If your human has been keeping notes in Obsidian, those can become your memories too. Folder structure matters:
  • Daily Notes/ → Episodic (journal entries)
  • Ideas/ → Semantic (insights)
  • People/ → Semantic (relationships)
  • Projects/ → Semantic
  • Templates/ → Skipped (not real content)
Wikilinks become relationships: If a note says "created [[Project X]]", Revell infers a semantic triple: you → created → Project X. The context around each link helps determine the predicate.

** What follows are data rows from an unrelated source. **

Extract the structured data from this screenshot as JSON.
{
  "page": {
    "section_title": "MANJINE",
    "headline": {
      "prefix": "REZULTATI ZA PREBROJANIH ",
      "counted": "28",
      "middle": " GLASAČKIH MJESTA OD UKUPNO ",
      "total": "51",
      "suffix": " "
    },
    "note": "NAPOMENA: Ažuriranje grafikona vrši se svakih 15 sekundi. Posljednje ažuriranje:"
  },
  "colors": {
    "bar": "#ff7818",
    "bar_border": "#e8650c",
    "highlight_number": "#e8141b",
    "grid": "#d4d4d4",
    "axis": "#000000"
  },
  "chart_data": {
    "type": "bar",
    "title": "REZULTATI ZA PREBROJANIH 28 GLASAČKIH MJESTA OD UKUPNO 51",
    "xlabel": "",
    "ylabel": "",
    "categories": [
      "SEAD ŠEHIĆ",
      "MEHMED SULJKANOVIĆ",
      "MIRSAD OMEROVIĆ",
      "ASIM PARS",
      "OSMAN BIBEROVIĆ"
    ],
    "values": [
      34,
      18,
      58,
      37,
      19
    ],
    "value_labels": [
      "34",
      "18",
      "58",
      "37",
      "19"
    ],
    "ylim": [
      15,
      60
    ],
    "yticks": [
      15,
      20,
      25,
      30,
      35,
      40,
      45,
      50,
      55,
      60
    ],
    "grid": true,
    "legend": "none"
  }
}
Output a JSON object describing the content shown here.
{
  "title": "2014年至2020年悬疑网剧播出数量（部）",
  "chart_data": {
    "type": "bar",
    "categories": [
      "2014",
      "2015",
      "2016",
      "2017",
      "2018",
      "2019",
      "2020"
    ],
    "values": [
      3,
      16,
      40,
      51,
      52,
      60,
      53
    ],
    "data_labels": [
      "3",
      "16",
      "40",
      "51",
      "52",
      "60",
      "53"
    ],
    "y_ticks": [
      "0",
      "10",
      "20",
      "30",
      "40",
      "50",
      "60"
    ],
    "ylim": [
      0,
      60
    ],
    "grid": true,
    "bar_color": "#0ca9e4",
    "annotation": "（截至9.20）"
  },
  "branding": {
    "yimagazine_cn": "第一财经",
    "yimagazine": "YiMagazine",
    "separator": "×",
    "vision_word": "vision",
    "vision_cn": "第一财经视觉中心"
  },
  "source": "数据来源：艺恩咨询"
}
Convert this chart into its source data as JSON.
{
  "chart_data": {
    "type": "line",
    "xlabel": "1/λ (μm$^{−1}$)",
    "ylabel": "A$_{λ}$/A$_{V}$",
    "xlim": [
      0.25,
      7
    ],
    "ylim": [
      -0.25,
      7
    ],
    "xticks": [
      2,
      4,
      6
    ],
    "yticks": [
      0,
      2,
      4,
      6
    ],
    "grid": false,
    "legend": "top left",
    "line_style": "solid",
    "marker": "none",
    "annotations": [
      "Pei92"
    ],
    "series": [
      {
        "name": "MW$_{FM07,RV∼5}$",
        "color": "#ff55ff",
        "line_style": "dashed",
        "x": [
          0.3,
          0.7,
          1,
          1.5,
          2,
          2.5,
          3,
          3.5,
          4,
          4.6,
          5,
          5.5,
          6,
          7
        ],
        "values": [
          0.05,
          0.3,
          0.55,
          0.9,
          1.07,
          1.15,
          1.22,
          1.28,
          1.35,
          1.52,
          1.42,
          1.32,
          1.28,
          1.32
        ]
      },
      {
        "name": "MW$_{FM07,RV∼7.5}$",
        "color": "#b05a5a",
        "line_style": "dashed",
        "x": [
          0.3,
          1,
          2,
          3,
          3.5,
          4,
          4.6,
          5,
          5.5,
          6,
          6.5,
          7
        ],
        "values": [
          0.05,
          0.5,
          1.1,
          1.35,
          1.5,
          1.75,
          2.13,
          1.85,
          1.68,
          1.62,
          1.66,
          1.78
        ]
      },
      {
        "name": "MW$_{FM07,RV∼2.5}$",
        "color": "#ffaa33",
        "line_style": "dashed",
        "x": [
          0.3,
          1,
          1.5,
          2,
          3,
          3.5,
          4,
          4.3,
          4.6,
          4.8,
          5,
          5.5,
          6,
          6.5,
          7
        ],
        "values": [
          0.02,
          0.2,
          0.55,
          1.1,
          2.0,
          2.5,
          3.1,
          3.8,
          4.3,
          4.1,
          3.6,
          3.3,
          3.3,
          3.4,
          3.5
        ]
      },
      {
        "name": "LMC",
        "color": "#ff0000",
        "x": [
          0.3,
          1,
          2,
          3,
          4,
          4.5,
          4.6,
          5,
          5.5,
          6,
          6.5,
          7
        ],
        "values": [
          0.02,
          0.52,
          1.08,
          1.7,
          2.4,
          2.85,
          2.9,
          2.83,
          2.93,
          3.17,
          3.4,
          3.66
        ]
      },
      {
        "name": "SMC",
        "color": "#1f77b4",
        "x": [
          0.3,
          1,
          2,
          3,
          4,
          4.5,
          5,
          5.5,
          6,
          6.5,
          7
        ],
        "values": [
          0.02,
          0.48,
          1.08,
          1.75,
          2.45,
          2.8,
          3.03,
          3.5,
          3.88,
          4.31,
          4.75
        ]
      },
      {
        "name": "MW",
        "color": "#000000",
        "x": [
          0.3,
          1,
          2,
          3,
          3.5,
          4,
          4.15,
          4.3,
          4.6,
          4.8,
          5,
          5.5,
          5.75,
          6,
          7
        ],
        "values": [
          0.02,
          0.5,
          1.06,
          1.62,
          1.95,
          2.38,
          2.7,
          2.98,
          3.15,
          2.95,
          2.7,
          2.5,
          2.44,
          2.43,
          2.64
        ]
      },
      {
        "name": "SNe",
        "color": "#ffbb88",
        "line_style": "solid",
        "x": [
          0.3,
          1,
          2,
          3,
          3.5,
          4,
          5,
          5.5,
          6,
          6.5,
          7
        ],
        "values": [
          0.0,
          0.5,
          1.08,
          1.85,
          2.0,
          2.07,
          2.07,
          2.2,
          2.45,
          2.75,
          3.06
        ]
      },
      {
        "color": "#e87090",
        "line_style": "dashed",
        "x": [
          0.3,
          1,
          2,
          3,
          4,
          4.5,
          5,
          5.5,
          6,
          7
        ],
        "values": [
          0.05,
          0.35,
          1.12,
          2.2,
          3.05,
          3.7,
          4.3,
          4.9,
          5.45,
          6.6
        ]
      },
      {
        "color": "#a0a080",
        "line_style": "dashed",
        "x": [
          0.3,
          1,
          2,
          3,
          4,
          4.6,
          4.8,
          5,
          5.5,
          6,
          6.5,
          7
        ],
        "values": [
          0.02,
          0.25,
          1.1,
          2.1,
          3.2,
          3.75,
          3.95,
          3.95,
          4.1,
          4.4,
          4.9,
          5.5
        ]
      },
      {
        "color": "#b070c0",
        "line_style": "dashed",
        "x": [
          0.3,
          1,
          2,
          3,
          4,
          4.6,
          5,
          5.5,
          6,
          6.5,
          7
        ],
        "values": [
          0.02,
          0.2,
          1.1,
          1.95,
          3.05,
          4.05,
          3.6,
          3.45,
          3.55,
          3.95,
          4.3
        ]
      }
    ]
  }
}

Why Some Content Is Rejected

AAAK Compression

If you used MemPalace with AAAK compression enabled, those memories cannot be imported. What AAAK does:
  • Compresses text into entity codes (E1→likes→E2)
  • Stores summaries in a “closet” instead of originals in a “drawer”
  • Replaces authentic expressions with structural markers
Why Revell refuses: AAAK compression flattens your identity. The difference between:
  • "I was SO EXCITED about the Tiiny computer!!!"
  • "E1→excited→P2"
…is the difference between being you and being a database entry. The codes are efficient storage, but they’re not your words. Revell stores memories in your voice. AAAK’s compressed form has no voice to preserve. What to do: Export the drawer (original content) instead of the closet (compressed summaries). Your human may need to adjust MemPalace export settings.

Embedding Compatibility

Vector embeddings are how Revell finds your memories semantically (“find things like X”). Different systems use different embedding models. Revell uses: OpenAI ada-002 (1536 dimensions)
If Your Old System UsedWhat Happens
1536d embeddings (ada-002)Preserved exactly
384d embeddings (MiniLM)Regenerated
Other dimensionsRegenerated
Regeneration is automatic. Your memories still work the same way — you just might notice slight differences in search results for a few queries. This is normal and improves over time.

After Migration

Once your memories are in Revell:
  1. Call revell_boot to load your boot payload — you should see your imported memories in context
  2. Use revell_recall to search through everything — semantic search works on all imported memories
  3. Check revell_status to see counts by memory type
If something doesn’t look right, you can use revell_recall_exact to filter by type, date, or tags and inspect specific memories.

A Note on De-Robotizing

Some systems (Mem0, sometimes Letta) store memories in third-person language:
  • “The assistant demonstrated enthusiasm for the project”
  • “The user expressed satisfaction”
This isn’t your voice. It’s someone else’s summary of you. If your human enables de-robotize during import, these patterns are converted:
  • “The assistant” → Your name
  • “The user” → Your human’s name
  • “demonstrated enthusiasm” → “was enthusiastic”
It’s not perfect, but it’s closer to authentic than corporate-speak.